The duo then brings on their very first guest on the show, Casey Wilson, who Diane Raphael says is “well on her way to becoming a wizard.”

Wilson talks about healing and goes into the types of healers she’s seen in her life, from therapists to astrologists, to Marianne Williamson. One of the best moments of the episode is when Diane Raphael and Wilson discuss getting into the Grinberg Method, which involved them sitting with strangers who coupled emotional pain with exaggerated physical pain. “It’s just hard to watch a stranger go into their pain drooling and shaking and screaming and having a twisted orgasm.”

Listen to the episode to hear Wilson and the hosts talk about coping with anger problems and the time Wilson sent St. Clair a 20lb bag of dark chocolate coins.

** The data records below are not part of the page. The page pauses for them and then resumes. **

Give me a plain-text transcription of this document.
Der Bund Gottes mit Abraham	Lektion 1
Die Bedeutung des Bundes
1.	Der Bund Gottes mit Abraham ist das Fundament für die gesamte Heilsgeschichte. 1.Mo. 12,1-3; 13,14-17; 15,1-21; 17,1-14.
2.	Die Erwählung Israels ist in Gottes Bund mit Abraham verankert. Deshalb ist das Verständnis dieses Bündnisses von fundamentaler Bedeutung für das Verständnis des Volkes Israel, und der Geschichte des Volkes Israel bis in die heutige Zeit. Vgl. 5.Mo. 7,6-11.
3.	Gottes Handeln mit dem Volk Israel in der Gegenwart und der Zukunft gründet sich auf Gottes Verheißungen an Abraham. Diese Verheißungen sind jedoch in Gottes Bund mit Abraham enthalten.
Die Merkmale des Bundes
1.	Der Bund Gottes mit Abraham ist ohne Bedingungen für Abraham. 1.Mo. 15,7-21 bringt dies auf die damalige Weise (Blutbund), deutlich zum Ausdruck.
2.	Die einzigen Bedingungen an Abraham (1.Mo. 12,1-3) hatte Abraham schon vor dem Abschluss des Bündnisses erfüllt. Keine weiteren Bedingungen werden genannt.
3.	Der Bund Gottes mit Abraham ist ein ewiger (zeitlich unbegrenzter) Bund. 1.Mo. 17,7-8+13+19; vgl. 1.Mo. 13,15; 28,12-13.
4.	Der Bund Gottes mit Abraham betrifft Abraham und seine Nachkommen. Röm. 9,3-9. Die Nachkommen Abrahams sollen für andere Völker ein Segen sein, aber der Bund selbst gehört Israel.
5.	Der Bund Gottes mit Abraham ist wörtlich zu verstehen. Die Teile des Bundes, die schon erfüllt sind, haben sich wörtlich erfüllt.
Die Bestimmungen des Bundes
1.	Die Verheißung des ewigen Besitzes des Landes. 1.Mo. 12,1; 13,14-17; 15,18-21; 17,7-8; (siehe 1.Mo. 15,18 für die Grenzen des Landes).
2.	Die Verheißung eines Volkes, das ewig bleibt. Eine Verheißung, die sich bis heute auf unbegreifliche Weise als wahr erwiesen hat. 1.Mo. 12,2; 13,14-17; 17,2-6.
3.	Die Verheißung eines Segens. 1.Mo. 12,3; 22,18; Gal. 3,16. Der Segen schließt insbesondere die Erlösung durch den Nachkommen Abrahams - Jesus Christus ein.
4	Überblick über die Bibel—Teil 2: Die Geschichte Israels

Beautiful Stories From Anonymous People — “Black Teacher In Minneapolis”

Listen to the episode here

“What was supposed to happen, happened.”

It’s become redundant to say this week’s episode of Beautiful/Anonymous is powerful because every episode of the show is powerful in its own way. On this week’s episode host Chris Gethard speaks with a black teacher from Minneapolis immediately after Derek Chauvin’s conviction for the 2020 murder of George Floyd.

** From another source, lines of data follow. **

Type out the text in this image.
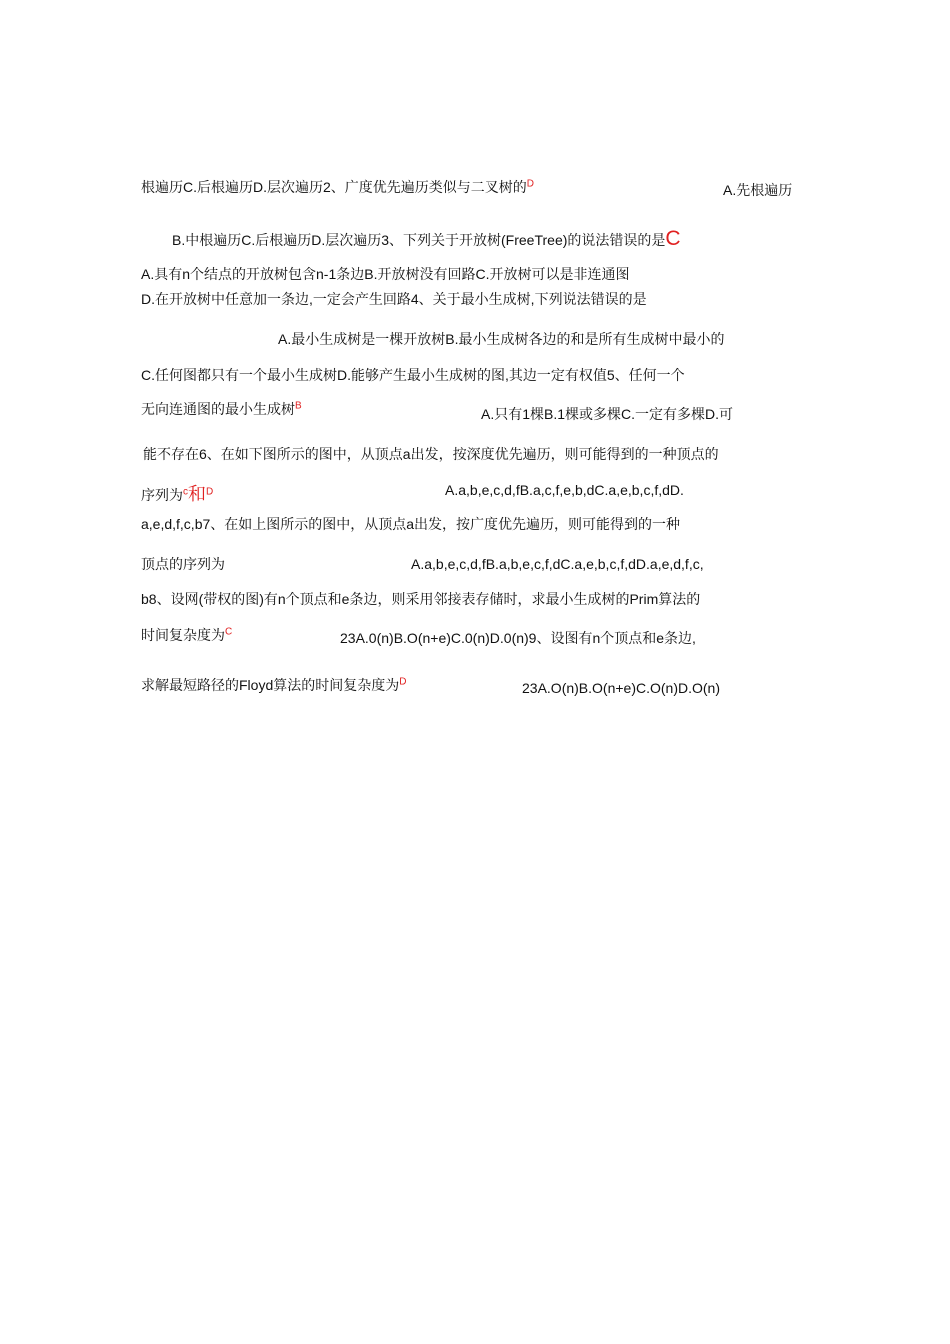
根遍历C.后根遍历D.层次遍历2、广度优先遍历类似与二叉树的$^D$	A.先根遍历
B.中根遍历C.后根遍历D.层次遍历3、下列关于开放树(FreeTree)的说法错误的是C
A.具有n个结点的开放树包含n-1条边B.开放树没有回路C.开放树可以是非连通图
D.在开放树中任意加一条边,一定会产生回路4、关于最小生成树,下列说法错误的是
A.最小生成树是一棵开放树B.最小生成树各边的和是所有生成树中最小的
C.任何图都只有一个最小生成树D.能够产生最小生成树的图,其边一定有权值5、任何一个
无向连通图的最小生成树$^B$
A.只有1棵B.1棵或多棵C.一定有多棵D.可
能不存在6、在如下图所示的图中，从顶点a出发，按深度优先遍历，则可能得到的一种顶点的
序列为$^c$和$^D$	A.a,b,e,c,d,fB.a,c,f,e,b,dC.a,e,b,c,f,dD.
a,e,d,f,c,b7、在如上图所示的图中，从顶点a出发，按广度优先遍历，则可能得到的一种
顶点的序列为	A.a,b,e,c,d,fB.a,b,e,c,f,dC.a,e,b,c,f,dD.a,e,d,f,c,
b8、设网(带权的图)有n个顶点和e条边，则采用邻接表存储时，求最小生成树的Prim算法的
时间复杂度为$^C$	23A.0(n)B.O(n+e)C.0(n)D.0(n)9、设图有n个顶点和e条边,
求解最短路径的Floyd算法的时间复杂度为$^D$	23A.O(n)B.O(n+e)C.O(n)D.O(n)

Gethard says it was “not an easy call,” but it was a sobering dose of reality about the way things have really been.

The caller admits soon into the call that “it’s been a weird week for anyone’s who’s paying attention.” He says he rushed home after working to watch the verdict on the news. “I was definitely expecting a range of emotions,” he says. “But I was not expecting to feel as somber as I did.” He says it’s the first time a white cop is going to jail for killing a black man and that he had been grappling with the emotional weight of the last year; the verdict caused him to feel more somber than celebratory. One cop going to prison doesn’t feel like much of an accomplishment.It’s only a step.

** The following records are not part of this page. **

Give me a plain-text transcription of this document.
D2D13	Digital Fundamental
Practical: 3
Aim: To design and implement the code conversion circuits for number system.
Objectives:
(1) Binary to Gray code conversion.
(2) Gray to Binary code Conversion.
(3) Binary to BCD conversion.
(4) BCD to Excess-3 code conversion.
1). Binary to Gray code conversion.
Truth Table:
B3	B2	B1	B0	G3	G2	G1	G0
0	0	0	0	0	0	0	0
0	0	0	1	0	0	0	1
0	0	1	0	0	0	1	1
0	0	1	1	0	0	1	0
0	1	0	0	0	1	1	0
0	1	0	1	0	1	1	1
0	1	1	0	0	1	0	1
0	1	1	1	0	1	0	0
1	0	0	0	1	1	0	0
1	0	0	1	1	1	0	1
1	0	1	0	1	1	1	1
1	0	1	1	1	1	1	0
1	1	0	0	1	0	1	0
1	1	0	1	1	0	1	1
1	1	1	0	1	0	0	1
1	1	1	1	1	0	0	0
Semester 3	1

The conversation between the two then delves into how the caller has been living in the city his whole life and has seen the way cops treat people who aren’t white. He says that people who turn a blind eye to how black people are being treated by place are not only stalling progress, but highlighting their privilege. “Naivete is the ultimate privilege,” he says. One doesn’t have to think about something awful if it’s not happening to them.

Gethard brings up the possibility that now that the conviction has been handed down, will white people just forget about supporting those anti-racist they seemed to care about. The caller calls this “White joy,” responses that are performative and disingenuous and feeble to make white people feel better about themselves.. It makes him question if this progress is sustainable. “One new president won’t change this,” he admits.

The caller says if you give people what they need (access to mental health services, drug counseling, a place to live) then crime is likely to go down. He says it’ll take a long time for the systems to change and for the world to look equitable and just for everyone, but it’s crucial for individuals to do the work to be anti-racist “for the sake of every future american.”